Wir erreichten Baltimore nach Einbruch der Dunkelheit und stiegen aus den Waggons aus, um durch die Stadt zum Washington-Bahnhof zu marschieren. Riesige Menschenmassen erwarteten uns am Bahnhof und die Straßen waren gesäumt von Leuten, die nach Jeff Davis schrien und uns rundheraus beleidigten. Aber wir sagten kein Wort und trotteten weiter. Gouverneur Sprague war bei uns und es wurden viele Fragen über ihn gestellt, aber wir erinnerten uns an unsere Befehle, mit niemandem zu sprechen und so nahmen wir keine Notiz von den Leuten und ihrem Gerede. Der Marsch brachte mich beinahe um, denn mein Tornister war so schwer, dass ich mich kaum bewegen konnte, aber die Angst vor den Leuten hinderte mich daran, aus der Reihe zu fallen und schließlich erreichten wir den Washington-Bahnhof. Hier bestiegen wir die Waggons und der Rest der Nacht wurde auf der Strecke zum nur 65 Kilometer entfernten Washington verbracht.

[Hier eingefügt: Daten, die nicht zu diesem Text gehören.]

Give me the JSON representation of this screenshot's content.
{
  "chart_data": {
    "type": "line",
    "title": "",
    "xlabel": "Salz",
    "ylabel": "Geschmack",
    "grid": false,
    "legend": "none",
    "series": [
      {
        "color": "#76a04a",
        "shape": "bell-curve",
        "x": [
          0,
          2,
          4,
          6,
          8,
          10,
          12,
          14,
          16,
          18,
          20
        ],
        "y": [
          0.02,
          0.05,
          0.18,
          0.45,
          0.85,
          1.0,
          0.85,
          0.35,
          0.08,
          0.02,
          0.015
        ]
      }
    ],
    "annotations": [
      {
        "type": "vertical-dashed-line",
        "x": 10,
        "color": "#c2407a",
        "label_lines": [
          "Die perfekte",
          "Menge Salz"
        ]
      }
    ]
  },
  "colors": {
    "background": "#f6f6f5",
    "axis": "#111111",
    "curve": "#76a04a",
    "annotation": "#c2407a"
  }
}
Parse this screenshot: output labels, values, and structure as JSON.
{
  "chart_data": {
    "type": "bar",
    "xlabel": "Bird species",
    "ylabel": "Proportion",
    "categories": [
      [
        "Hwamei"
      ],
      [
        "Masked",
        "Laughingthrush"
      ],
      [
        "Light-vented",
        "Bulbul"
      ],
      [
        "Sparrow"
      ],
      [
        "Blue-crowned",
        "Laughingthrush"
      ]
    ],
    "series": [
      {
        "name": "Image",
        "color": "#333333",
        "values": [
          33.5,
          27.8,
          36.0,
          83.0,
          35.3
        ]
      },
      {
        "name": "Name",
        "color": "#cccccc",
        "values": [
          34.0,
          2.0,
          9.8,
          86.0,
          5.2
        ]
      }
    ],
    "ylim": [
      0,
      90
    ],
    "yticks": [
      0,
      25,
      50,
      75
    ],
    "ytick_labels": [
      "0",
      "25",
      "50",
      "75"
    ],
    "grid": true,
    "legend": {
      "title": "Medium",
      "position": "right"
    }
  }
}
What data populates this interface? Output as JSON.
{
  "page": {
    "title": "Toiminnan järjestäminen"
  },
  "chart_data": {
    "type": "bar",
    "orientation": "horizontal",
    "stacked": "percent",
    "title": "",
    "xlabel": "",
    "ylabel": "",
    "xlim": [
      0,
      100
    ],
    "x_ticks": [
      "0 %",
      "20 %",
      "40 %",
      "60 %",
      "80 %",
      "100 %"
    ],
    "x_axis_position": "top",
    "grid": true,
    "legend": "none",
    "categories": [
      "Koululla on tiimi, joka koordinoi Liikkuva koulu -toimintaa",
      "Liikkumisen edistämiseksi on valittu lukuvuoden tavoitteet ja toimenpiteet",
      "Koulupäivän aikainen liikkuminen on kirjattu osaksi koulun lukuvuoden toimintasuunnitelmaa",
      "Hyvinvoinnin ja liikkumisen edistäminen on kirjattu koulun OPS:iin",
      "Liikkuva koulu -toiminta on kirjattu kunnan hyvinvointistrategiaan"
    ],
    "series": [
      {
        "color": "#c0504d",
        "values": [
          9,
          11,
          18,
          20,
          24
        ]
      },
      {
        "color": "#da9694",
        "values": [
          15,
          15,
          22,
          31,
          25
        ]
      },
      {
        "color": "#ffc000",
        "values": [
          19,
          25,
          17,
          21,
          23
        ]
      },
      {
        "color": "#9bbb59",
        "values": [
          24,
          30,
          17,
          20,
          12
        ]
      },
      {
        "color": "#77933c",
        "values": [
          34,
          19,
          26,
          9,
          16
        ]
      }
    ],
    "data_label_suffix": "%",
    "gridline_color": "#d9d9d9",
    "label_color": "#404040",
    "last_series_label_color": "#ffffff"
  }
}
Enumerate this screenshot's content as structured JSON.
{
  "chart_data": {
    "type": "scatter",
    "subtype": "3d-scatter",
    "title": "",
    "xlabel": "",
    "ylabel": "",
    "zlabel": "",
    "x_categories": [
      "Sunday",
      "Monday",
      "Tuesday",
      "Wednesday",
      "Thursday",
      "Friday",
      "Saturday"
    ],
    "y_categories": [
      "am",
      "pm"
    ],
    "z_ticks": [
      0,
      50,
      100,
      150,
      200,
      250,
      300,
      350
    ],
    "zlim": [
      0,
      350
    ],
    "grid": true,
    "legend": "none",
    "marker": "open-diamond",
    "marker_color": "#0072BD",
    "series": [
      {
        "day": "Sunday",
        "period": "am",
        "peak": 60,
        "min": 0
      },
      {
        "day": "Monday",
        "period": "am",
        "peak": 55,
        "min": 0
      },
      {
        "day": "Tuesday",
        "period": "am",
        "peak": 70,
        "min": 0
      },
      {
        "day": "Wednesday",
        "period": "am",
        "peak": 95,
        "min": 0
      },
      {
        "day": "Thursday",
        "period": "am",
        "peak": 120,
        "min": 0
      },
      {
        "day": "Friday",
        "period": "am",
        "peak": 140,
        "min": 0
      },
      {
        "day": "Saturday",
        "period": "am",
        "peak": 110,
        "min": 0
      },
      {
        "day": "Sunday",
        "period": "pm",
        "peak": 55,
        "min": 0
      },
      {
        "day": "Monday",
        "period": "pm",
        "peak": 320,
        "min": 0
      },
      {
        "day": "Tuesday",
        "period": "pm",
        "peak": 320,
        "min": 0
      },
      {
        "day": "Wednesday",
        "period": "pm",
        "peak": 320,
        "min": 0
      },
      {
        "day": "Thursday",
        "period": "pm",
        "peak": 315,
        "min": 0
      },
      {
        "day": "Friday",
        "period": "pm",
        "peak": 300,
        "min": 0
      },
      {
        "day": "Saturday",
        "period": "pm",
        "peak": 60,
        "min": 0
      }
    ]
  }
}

Samstag, 22. Juni 1861 : Hurra, wir sind in Washington; welch eine Stadt! Schlamm, Schweine, Gänse, Neger, Paläste und Baracken überall. Wir marschierten zu einem Platz namens Gales Woods, wo wir lagern werden und wir stellten unsere Waffen in Camp Sprague, dem Lager der 1. Rhode Island Milizabteilung, zusammen. Hier wurden wir von unseren Kameraden aus Rhode Island herzlich begrüßt und erhielten Frühstück. Ich nahm mein Frühstück im „Tigers` Retreat" ein, diesen Namen haben die Unterkünfte von Kompanie "A", auch die „Staatlichen Kadetten“ des Ersten Regiments genannt, erhalten.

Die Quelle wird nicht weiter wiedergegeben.